Fui tratada como criminosa, ainda que não seja suspeita de qualquer delito e não tenha sido acusada de coisa alguma. Uma mulher da promotoria me acompanhava ao banheiro cada vez que eu precisava usá-lo, e me revistava em cada ocasião. Ela permaneceu no banheiro quando me despi e enquanto eu tomava banho, e me entregou uma toalha quando saí do chuveiro.
A intenção da operação da procuradoria era clara: uma tentativa deliberada e desumana de nos humilhar, invadir nossa privacidade e violar nossa dignidade mais básica como seres humanos. Os procuradores impediram que eu ligasse para o meu advogado, e queriam me retirar do apartamento para interrogatório, mas me recusei a acompanhá-los.
Meu marido, ex-presidente dos conselhos da Nissan, Renault e Mitsubishi, foi preso e e acusado de delitos vagos e não substanciados envolvendo declaração de valores inferiores aos reais quanto a rendas que ele jamais recebeu, e de "violação de confiança qualificada".
Desde a manhã da operação, os procuradores o colocaram em confinamento solitário, com as luzes ligadas o dia inteiro, como se ele fosse um criminoso violento ou estivesse sob acusação de um crime grave. Ele vem sendo interrogado por horas a fio —e a qualquer momento do dia ou da noite—, sem acesso aos seus advogados.
Como cidadã dos Estados Unidos, estou horrorizada por descobrir que os direitos de que desfrutamos nos Estados Unidos não existem no Japão. O direito à presença de um advogado durante os interrogatórios, e todas as proteções que dele derivam, não existe no Japão. Uma pessoa pode ser detida por até 23 dias por suspeita de um delito, sem indiciamento ou qualquer acusação formal. Vim a descobrir que esse tratamento, que faz dos réus reféns, foi concebido para minar o espírito de um prisioneiro e coagi-lo a confessar.
Carlos tem 65 anos e é cidadão da França, Líbano e Brasil; foi detido inicialmente no final do ano passado, ao chegar ao Japão no final de uma viagem de negócios. Por boa parte de seu período de detenção, apenas pessoal diplomático e seus advogados japoneses puderam visitá-lo. Por fim, as autoridades determinaram uma fiança de US$ 9 milhões. Isso nos deu 29 dias de liberdade restrita, até que ouvimos aquelas batidas à porta em 4 de abril. Agora, estou preocupada com a saúde dele.

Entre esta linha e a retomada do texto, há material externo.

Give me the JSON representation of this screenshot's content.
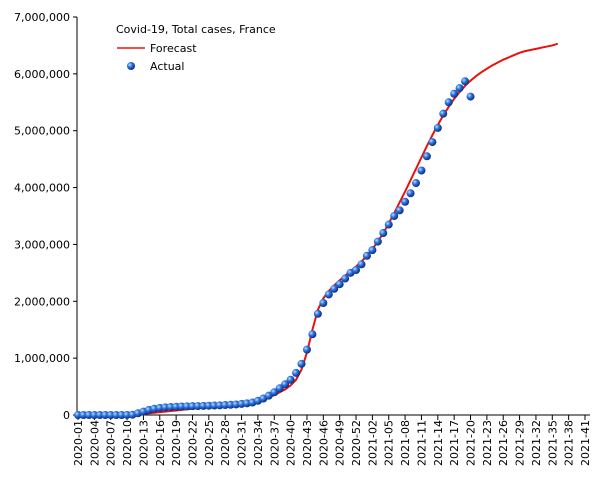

De acordo com o Journal du Dimanche e com o The Wall Street Journal, há emails que revelam a história real por trás do que está acontecendo. O Ministério da Economia, Comércio e Indústria do Japão estava trabalhando com executivos da Nissan para bloquear a fusão formal entre Nissan e Renault, favorecida por Carlos, e preservar a autonomia da Nissan a qualquer custo.

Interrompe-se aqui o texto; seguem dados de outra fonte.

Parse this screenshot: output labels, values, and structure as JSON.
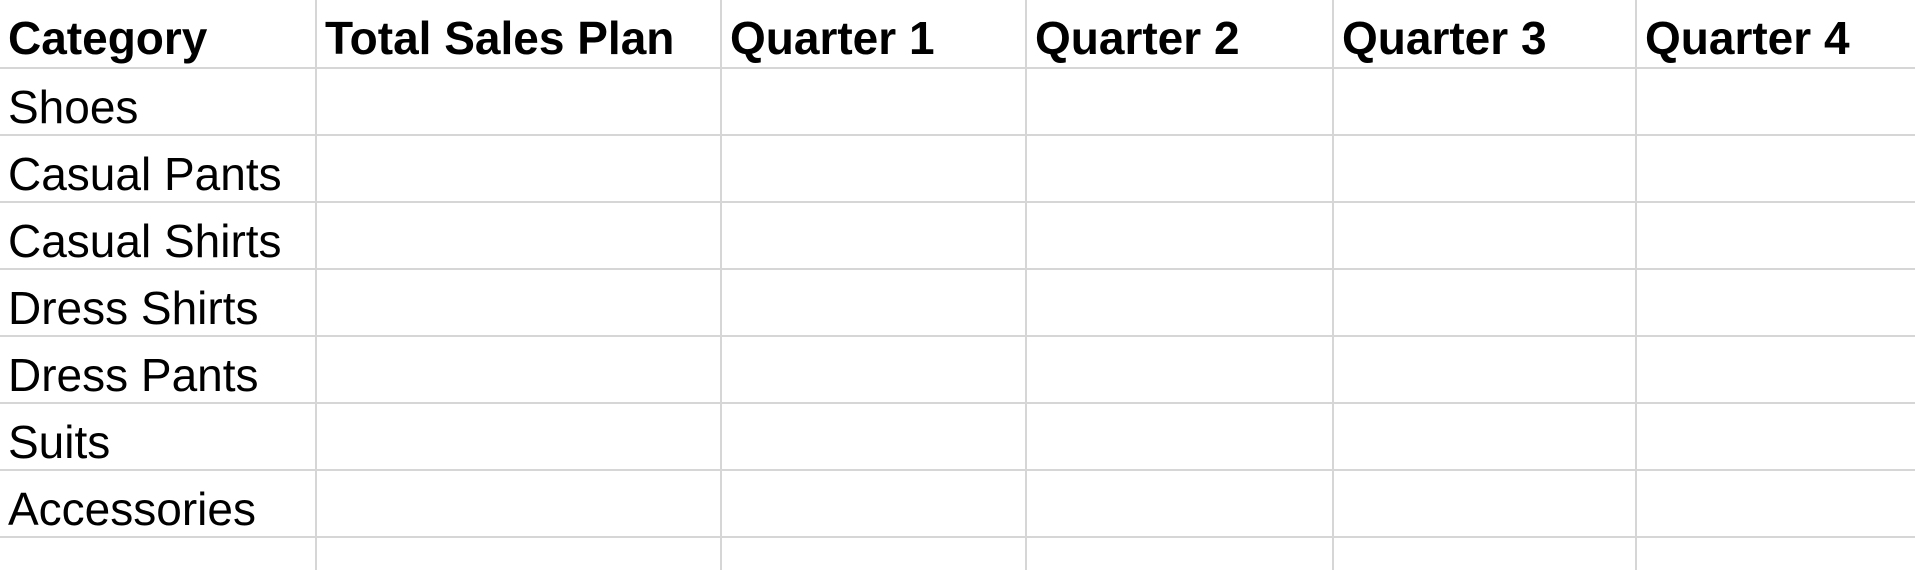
{
  "table": {
    "columns": [
      "Category",
      "Total Sales Plan",
      "Quarter 1",
      "Quarter 2",
      "Quarter 3",
      "Quarter 4"
    ],
    "rows": [
      [
        "Shoes",
        "",
        "",
        "",
        "",
        ""
      ],
      [
        "Casual Pants",
        "",
        "",
        "",
        "",
        ""
      ],
      [
        "Casual Shirts",
        "",
        "",
        "",
        "",
        ""
      ],
      [
        "Dress Shirts",
        "",
        "",
        "",
        "",
        ""
      ],
      [
        "Dress Pants",
        "",
        "",
        "",
        "",
        ""
      ],
      [
        "Suits",
        "",
        "",
        "",
        "",
        ""
      ],
      [
        "Accessories",
        "",
        "",
        "",
        "",
        ""
      ]
    ]
  },
  "colors": {
    "gridline": "#d6d6d6",
    "text": "#000000",
    "background": "#ffffff"
  }
}
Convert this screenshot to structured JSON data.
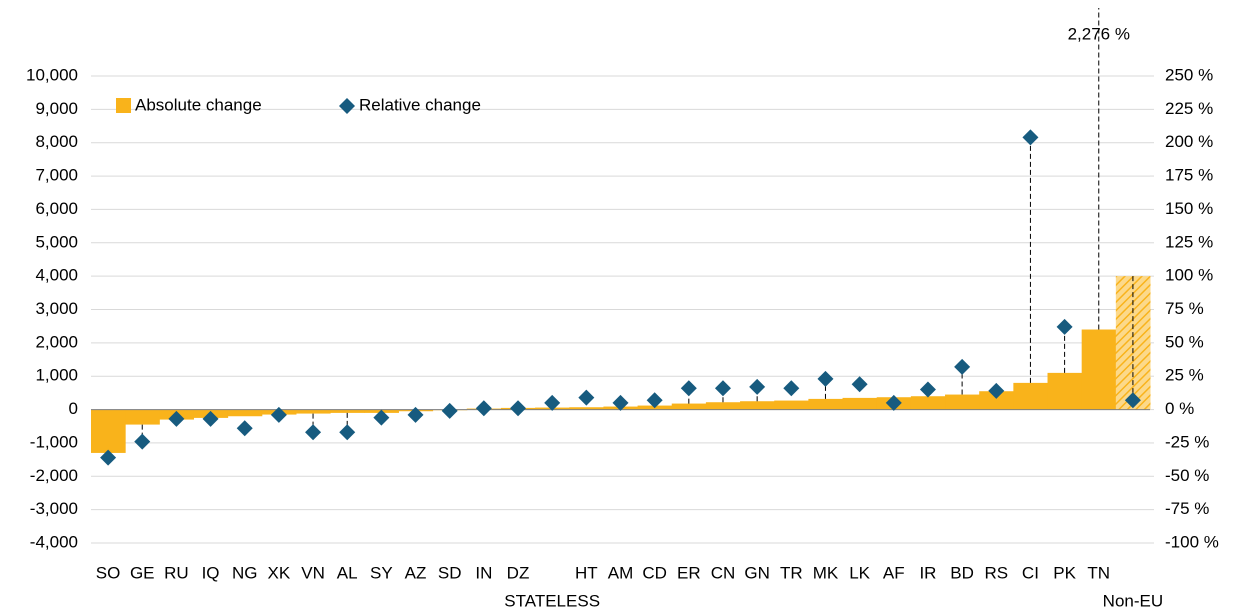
{
  "chart_data": {
    "type": "bar",
    "categories": [
      "SO",
      "GE",
      "RU",
      "IQ",
      "NG",
      "XK",
      "VN",
      "AL",
      "SY",
      "AZ",
      "SD",
      "IN",
      "DZ",
      "STATELESS",
      "HT",
      "AM",
      "CD",
      "ER",
      "CN",
      "GN",
      "TR",
      "MK",
      "LK",
      "AF",
      "IR",
      "BD",
      "RS",
      "CI",
      "PK",
      "TN",
      "Non-EU"
    ],
    "series": [
      {
        "name": "Absolute change",
        "color": "#F9B31B",
        "values": [
          -1300,
          -450,
          -300,
          -250,
          -200,
          -150,
          -120,
          -100,
          -100,
          -50,
          -20,
          30,
          50,
          60,
          70,
          90,
          120,
          180,
          220,
          250,
          270,
          320,
          350,
          370,
          400,
          450,
          550,
          800,
          1100,
          2400,
          4000
        ],
        "hatched": [
          "Non-EU"
        ]
      },
      {
        "name": "Relative change",
        "color": "#175B7F",
        "axis": "y2",
        "values": [
          -36,
          -24,
          -7,
          -7,
          -14,
          -4,
          -17,
          -17,
          -6,
          -4,
          -1,
          1,
          1,
          5,
          9,
          5,
          7,
          16,
          16,
          17,
          16,
          23,
          19,
          5,
          15,
          32,
          14,
          204,
          62,
          2276,
          7
        ],
        "value_labels": [
          null,
          null,
          null,
          null,
          null,
          null,
          null,
          null,
          null,
          null,
          null,
          null,
          null,
          null,
          null,
          null,
          null,
          null,
          null,
          null,
          null,
          null,
          null,
          null,
          null,
          null,
          null,
          null,
          null,
          "2,276 %",
          null
        ]
      }
    ],
    "ylim": [
      -4000,
      10000
    ],
    "yticks": [
      {
        "value": -4000,
        "label": "-4,000"
      },
      {
        "value": -3000,
        "label": "-3,000"
      },
      {
        "value": -2000,
        "label": "-2,000"
      },
      {
        "value": -1000,
        "label": "-1,000"
      },
      0,
      {
        "value": 1000,
        "label": "1,000"
      },
      {
        "value": 2000,
        "label": "2,000"
      },
      {
        "value": 3000,
        "label": "3,000"
      },
      {
        "value": 4000,
        "label": "4,000"
      },
      {
        "value": 5000,
        "label": "5,000"
      },
      {
        "value": 6000,
        "label": "6,000"
      },
      {
        "value": 7000,
        "label": "7,000"
      },
      {
        "value": 8000,
        "label": "8,000"
      },
      {
        "value": 9000,
        "label": "9,000"
      },
      {
        "value": 10000,
        "label": "10,000"
      }
    ],
    "y2lim": [
      -100,
      250
    ],
    "y2ticks": [
      {
        "value": -100,
        "label": "-100 %"
      },
      {
        "value": -75,
        "label": "-75 %"
      },
      {
        "value": -50,
        "label": "-50 %"
      },
      {
        "value": -25,
        "label": "-25 %"
      },
      {
        "value": 0,
        "label": "0 %"
      },
      {
        "value": 25,
        "label": "25 %"
      },
      {
        "value": 50,
        "label": "50 %"
      },
      {
        "value": 75,
        "label": "75 %"
      },
      {
        "value": 100,
        "label": "100 %"
      },
      {
        "value": 125,
        "label": "125 %"
      },
      {
        "value": 150,
        "label": "150 %"
      },
      {
        "value": 175,
        "label": "175 %"
      },
      {
        "value": 200,
        "label": "200 %"
      },
      {
        "value": 225,
        "label": "225 %"
      },
      {
        "value": 250,
        "label": "250 %"
      }
    ],
    "grid": true,
    "legend": "top-left"
  }
}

Um assunto que deveria ter sido decidido na sala do conselho da Nissan foi transformado em caso criminal.
Não tentarei caracterizar as acusações contra ele que circularam nos noticiários. Meu marido é inocente de todas. Seu amor pelo Japão —onde criou seus quatro filhos— e pela Nissan é bem conhecido.
Quase 20 anos atrás, Carlos deixou a França e foi ao Japão para tentar reverter a decadência de uma empresa fracassada que estava à beira da falência. A Nissan enfrentava problemas: suas vendas estavam em queda, empregos estavam em risco, sua fatia de mercado estava encolhendo, e novos concorrentes estavam agindo agressivamente para tomar seu espaço.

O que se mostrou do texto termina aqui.